Physiotherapy and Conservative Management

For neurogenic TOS, the first line of treatment is a structured physiotherapy programme lasting a minimum of 3 to 6 months. The goals of physiotherapy include stretching the scalene and pectoralis minor muscles to open up the thoracic outlet, strengthening the muscles that support proper posture and shoulder mechanics, correcting postural imbalances (particularly forward head posture and rounded shoulders), and learning activity modification to avoid aggravating positions. Many patients experience significant improvement with dedicated physiotherapy, particularly when combined with ergonomic adjustments at work and home.

Surgical Decompression

Surgery is considered when conservative treatment has failed to provide adequate relief after a reasonable trial period, or when the condition involves vascular compression (venous or arterial TOS), which typically requires more urgent intervention. The primary surgical procedure for TOS is first rib resection with scalenectomy. This operation involves removing the first rib and releasing the scalene muscles to create more space in the thoracic outlet and decompress the affected nerves or blood vessels.

The surgery can be performed through several approaches, including transaxillary (through the armpit), supraclavicular (above the collarbone), or a combination of both, depending on the specific anatomy and the structures involved. For venous TOS with thrombosis, treatment often begins with catheter-directed thrombolysis (clot-dissolving medication) followed by surgical decompression. For arterial TOS, surgery typically includes first rib resection along with reconstruction of the damaged artery.

Dr.

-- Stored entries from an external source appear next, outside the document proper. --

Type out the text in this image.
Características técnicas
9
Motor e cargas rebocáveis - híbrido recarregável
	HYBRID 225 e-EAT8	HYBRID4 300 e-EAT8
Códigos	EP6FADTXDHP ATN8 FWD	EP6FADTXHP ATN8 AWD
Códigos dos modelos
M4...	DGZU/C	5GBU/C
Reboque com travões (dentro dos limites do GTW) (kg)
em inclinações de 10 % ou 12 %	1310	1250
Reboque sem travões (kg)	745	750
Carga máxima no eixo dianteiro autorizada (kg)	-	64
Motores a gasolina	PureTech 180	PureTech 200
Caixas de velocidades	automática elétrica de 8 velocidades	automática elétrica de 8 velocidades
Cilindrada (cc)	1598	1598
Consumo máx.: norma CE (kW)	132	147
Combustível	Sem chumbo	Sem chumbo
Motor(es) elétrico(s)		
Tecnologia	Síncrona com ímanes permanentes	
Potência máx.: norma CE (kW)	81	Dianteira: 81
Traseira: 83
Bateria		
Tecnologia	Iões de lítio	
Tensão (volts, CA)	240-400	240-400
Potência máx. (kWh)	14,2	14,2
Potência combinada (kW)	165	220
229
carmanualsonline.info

Medani's Expertise in Thoracic Outlet Syndrome

Thoracic outlet syndrome is an area of particular interest and expertise for Dr. Medani. Having trained in major UK vascular centres where TOS is managed in dedicated multidisciplinary clinics, Dr. Medani brings extensive experience in the diagnosis and treatment of all three types of TOS. He understands the frustration that many TOS patients experience after years of unexplained symptoms and misdiagnosis, and he takes a thorough, patient-centred approach to evaluation.

Dr. Medani works closely with specialist physiotherapists to optimise conservative management and carefully selects patients for surgery based on clear clinical criteria. For those who do require surgical decompression, he performs first rib resection using meticulous technique to ensure safe and effective relief of compression while minimising the risk of complications.

If you have been experiencing persistent arm pain, numbness, swelling, or weakness that has not been explained by other diagnoses, thoracic outlet syndrome may be worth considering. A thorough vascular assessment can help determine whether TOS is the cause of your symptoms and guide you toward the right treatment pathway.